Labour stalwart Dame Margaret Hodge has refused to outline whether she would back Jeremy Corbyn or Boris Johnson in December’s general election but says that she simply wants a government headed by her party to be in place.
Patrick Minford; Professor of applied economics at Cardiff University, has shared his views on the situation and Corbyn’s chances at the next general election.
Sputnik: Will Jeremy Corbyn’s status as a divisive figure even among members of his own party, hamper Labour’s chances of success in December’s general elections?
Patrick Minford: The most likely outcome at the moment is that Boris Johnson will win the election for the Conservatives, and to be honest, that’s the right outcome because it will deliver Brexit. It will also avoid the extremely crazy policies being put forward by Labour, which would really damage the economy.
Boris Johnson is right I think, promising to end austerity and to spend properly again on public services, and he’s got plenty of money to do so. Also, interest rates are so low; in fact, they are negative after inflation, that he really ought to use this available borrowing opportunity to do some infrastructure projects, and he could also cut taxes prudently.

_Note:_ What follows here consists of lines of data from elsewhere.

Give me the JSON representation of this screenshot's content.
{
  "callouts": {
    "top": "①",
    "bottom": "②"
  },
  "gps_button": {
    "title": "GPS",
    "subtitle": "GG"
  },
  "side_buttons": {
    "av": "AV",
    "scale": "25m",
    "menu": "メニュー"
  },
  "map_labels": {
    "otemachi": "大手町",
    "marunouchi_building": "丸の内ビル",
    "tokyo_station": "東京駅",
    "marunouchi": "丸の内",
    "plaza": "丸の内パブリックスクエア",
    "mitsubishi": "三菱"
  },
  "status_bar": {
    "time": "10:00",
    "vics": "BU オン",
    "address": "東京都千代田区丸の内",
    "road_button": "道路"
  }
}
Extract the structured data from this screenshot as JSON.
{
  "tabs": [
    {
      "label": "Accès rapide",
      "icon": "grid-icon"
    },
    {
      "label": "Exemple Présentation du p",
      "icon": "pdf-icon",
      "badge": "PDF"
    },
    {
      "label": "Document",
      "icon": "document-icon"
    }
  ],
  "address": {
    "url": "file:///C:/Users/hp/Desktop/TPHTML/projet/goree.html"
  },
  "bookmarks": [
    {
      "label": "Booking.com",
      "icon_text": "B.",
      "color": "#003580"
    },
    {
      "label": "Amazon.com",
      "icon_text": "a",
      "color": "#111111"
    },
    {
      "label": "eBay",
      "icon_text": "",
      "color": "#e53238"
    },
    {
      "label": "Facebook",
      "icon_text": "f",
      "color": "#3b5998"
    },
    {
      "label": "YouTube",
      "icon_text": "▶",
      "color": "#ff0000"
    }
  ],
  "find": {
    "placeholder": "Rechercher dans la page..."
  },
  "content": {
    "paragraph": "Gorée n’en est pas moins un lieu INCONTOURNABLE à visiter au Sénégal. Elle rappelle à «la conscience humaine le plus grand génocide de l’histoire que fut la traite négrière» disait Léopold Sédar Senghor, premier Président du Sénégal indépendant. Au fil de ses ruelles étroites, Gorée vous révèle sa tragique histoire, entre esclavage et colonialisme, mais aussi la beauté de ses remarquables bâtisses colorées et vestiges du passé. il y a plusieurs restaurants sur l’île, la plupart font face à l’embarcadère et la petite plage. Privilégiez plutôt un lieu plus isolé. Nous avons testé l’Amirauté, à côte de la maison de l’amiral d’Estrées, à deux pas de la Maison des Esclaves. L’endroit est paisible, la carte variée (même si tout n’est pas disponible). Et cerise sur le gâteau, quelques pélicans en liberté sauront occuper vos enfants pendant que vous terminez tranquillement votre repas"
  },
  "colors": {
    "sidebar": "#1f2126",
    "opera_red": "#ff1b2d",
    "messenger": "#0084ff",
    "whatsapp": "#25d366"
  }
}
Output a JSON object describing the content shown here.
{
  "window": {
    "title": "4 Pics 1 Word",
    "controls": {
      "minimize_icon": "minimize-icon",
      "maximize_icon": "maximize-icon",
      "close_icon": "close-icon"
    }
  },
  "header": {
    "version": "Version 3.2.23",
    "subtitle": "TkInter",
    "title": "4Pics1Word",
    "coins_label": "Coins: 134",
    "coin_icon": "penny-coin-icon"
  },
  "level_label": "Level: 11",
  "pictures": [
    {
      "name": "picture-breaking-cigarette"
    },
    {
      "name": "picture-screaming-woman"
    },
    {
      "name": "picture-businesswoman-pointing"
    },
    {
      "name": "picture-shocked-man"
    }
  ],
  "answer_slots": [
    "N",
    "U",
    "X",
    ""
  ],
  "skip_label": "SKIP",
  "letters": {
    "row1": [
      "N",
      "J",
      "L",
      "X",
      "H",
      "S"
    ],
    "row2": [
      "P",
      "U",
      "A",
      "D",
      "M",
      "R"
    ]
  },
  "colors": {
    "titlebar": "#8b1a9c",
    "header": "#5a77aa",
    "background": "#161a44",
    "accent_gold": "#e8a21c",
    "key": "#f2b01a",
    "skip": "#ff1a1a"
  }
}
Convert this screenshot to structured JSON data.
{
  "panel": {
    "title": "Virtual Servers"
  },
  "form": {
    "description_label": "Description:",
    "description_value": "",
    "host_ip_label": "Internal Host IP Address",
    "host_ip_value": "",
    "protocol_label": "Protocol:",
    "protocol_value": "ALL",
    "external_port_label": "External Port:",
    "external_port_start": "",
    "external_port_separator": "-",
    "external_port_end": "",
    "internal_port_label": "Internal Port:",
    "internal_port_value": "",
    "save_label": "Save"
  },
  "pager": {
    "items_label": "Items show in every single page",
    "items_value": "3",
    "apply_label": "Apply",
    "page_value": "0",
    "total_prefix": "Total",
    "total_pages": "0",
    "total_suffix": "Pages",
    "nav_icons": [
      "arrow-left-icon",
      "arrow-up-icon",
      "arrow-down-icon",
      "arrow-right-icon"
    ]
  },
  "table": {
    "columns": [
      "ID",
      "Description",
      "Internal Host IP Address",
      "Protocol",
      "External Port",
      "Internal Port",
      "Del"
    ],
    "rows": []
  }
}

Sputnik: What would Labour have to do to become electable once again?
Patrick Minford: They would have to jettison all this talk about nationalisation, and massive spending sprees and generally junking the proper economics of the business that we rely on to keep our business prosperous, all that has to go.
Nobody can risk turning the economy into a no-go area for investment, particularly foreign direct investment, as people will look at the UK and think that it’s a terrible place to go, and this would be very bad for the economy, no question. All those policies that basically damage the businesses of this country have got to go.
Sputnik: Is Boris Johnson’s divorce bill better than Theresa May’s?
Patrick Minford: I think it’s a good deal because it commits us to doing a free trade agreement with the EU, and it also keeps us open to doing free trade agreements with the rest of the world. Obviously, no-deal does that too, and in some ways, it’s got advantages because it comes quicker, and we can also do a deal with the EU after we’ve left, and it means that we don’t have to pay them so much money in terms of financial contributions.
There are advantages to a no-deal; but I think I’d put it this way, it’s always better to have a deal with your neighbour, than to have no deal, we want to get on well with the EU, they are our friends and our allies, so it makes sense to have a deal with them. Therefore on balance, I would say let’s go with Boris’s deal.